Brasília - O presidente Luiz Inácio Lula da Silva reuniu ontem com sete governadores e um vice-governador (MA) da Amazônia Legal para discutir o PAS (Plano Amazônia Sustentável) destinado a uma série de ações para a região e também a questão da dengue. Mas o governador de Roraima, José de Anchieta Júnior (PSDB) - que criticou o governo federal pela condução conflitos na reserva Raposa/Serra do Sol (RR) - não compareceu nem enviou representante à reunião.

“O companheiro do Estado de Roraima não está presente por problemas que vocês estão acompanhando pela imprensa (referindo-se à Raposa/Serra do Sol).

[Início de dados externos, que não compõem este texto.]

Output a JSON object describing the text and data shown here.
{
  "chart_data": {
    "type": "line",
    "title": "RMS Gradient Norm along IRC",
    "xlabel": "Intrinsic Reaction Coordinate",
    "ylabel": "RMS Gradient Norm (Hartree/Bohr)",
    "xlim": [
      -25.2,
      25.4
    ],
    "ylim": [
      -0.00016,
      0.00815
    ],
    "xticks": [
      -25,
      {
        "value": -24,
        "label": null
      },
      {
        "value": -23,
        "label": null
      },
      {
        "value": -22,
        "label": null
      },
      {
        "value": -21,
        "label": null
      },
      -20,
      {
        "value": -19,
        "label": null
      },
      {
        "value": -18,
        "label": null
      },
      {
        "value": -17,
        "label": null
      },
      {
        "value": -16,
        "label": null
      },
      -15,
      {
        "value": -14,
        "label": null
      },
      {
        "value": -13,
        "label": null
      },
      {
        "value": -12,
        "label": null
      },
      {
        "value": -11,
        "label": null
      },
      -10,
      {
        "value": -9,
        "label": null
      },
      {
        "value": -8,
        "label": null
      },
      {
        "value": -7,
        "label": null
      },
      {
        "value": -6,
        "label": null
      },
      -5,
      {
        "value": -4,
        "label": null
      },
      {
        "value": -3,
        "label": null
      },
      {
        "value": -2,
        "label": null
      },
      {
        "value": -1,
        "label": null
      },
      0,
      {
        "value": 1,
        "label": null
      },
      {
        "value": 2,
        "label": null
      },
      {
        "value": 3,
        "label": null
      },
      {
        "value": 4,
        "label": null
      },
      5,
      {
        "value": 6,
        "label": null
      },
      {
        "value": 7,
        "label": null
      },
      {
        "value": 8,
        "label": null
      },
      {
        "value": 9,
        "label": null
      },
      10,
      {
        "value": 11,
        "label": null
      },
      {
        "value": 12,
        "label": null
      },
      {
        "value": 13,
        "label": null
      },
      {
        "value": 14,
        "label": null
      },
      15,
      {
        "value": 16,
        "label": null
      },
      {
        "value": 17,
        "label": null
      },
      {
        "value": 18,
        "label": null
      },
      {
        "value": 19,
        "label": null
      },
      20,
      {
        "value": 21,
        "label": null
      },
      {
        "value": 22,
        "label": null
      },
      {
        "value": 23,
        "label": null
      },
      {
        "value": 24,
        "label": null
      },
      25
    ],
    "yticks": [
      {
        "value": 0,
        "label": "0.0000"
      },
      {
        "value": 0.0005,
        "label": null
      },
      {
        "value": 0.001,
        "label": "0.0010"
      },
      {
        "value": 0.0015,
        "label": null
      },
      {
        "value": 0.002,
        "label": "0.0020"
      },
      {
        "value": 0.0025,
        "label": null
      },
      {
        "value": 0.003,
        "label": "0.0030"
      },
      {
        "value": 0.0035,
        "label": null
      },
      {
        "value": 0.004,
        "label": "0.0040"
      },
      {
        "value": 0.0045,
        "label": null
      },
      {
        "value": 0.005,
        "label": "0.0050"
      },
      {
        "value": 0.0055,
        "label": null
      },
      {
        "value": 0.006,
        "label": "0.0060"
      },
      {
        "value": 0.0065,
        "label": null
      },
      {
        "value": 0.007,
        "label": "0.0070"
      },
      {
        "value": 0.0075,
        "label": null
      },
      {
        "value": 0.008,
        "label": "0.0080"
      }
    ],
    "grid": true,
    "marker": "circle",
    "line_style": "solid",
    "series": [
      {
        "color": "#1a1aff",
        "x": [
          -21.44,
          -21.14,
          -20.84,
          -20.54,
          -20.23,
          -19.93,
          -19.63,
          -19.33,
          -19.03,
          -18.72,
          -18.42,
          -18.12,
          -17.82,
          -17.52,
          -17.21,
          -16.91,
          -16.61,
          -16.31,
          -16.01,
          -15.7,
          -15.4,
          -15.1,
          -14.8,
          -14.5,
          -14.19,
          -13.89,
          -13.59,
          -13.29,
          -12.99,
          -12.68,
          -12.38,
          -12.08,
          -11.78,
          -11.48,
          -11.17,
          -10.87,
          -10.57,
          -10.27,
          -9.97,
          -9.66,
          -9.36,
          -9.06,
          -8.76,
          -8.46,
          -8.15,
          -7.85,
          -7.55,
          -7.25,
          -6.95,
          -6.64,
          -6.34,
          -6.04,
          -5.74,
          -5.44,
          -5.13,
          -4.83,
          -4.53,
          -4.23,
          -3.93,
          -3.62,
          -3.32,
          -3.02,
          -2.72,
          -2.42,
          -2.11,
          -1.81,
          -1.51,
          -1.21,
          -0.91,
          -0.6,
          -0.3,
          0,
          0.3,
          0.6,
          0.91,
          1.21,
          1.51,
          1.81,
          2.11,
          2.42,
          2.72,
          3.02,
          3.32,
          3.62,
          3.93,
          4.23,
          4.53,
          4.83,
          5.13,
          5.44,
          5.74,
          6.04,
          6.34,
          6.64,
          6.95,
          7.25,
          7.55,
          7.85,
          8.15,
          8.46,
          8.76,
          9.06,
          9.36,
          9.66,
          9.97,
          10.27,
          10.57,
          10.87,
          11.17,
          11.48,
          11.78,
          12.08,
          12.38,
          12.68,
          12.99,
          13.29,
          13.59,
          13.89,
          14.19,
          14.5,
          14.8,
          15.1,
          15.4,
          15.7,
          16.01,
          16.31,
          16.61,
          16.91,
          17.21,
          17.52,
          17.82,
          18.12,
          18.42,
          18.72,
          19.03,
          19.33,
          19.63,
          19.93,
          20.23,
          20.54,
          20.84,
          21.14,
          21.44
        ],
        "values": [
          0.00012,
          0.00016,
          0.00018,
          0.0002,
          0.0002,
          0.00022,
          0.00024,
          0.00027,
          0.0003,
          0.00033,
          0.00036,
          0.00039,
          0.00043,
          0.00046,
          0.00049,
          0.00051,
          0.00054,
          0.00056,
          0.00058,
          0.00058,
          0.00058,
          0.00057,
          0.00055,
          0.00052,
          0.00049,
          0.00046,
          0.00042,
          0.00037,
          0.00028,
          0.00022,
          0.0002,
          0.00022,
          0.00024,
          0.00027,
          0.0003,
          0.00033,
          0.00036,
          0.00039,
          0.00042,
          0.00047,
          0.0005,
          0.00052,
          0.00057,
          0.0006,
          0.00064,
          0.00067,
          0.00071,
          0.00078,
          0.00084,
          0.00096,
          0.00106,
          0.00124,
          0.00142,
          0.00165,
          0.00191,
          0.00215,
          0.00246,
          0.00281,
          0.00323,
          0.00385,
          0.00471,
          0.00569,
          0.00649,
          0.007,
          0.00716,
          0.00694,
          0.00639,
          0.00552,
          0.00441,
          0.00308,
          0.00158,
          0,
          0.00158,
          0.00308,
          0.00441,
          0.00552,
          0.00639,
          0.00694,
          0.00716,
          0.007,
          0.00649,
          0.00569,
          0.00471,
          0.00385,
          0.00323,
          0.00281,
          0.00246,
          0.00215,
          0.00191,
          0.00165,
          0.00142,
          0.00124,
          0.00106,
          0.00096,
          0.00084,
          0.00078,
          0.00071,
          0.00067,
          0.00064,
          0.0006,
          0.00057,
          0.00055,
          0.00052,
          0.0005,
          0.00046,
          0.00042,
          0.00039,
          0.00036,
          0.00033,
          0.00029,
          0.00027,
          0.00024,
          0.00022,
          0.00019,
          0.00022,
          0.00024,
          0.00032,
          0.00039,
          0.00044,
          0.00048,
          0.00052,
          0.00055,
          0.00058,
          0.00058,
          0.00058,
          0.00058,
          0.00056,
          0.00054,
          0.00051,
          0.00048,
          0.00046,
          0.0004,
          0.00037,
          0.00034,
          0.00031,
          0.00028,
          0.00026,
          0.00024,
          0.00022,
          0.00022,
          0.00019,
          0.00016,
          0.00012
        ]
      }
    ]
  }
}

Deve ser por isso”, afirmou Lula.

Participaram da cerimônia para o lançamento do PAS os governadores de Mato Grosso, Amazonas, Pará, Acre, Rondônia, Tocantins e Amapá, além do vice-governador do Maranhão.

Na solenidade, o representante das nações indígenas na Amazônia, Jecinaldo Sateré Maré, defendeu a homologação de forma contínua na reserva Raposa/Serra do Sol. “Nós (índios) não somos um perigo à soberania nacional”, afirmou o indígena.

Em seguida, o secretário-geral da Amazônia, Adilson Vieira, também apelou para que os indígenas sejam mantidos na região, sem restrições.

PAS

O PAS reúne estratégias e orientações para a implementação de políticas governamentais (federais, estaduais e municipais) para o desenvolvimento sustentável da Amazônia. A idéia é executar as medidas em sintonia com o Plano Plurianual 2008-2011 e o PAC (Plano de Aceleração do Crescimento).

De acordo com o PAS, as ações serão baseadas em eixos temáticos: produção sustentável com inovação e competitividade, gestão ambiental e ordenamento territorial, a inclusão social e a cidadania, e infra-estrutura para o desenvolvimento sustentável.

“Tem de ter um desenvolvimento bem elaborado, diferenciado e não predatório, como em outras regiões do Brasil. Essa sabedoria de aprender que ninguém é dono da verdade absoluta”, afirmou o presidente. “Quem viaja pelo mundo hoje, ouve muito mais gente dar palpite e falar da Amazônia do que nós mesmos aqui no Brasil.”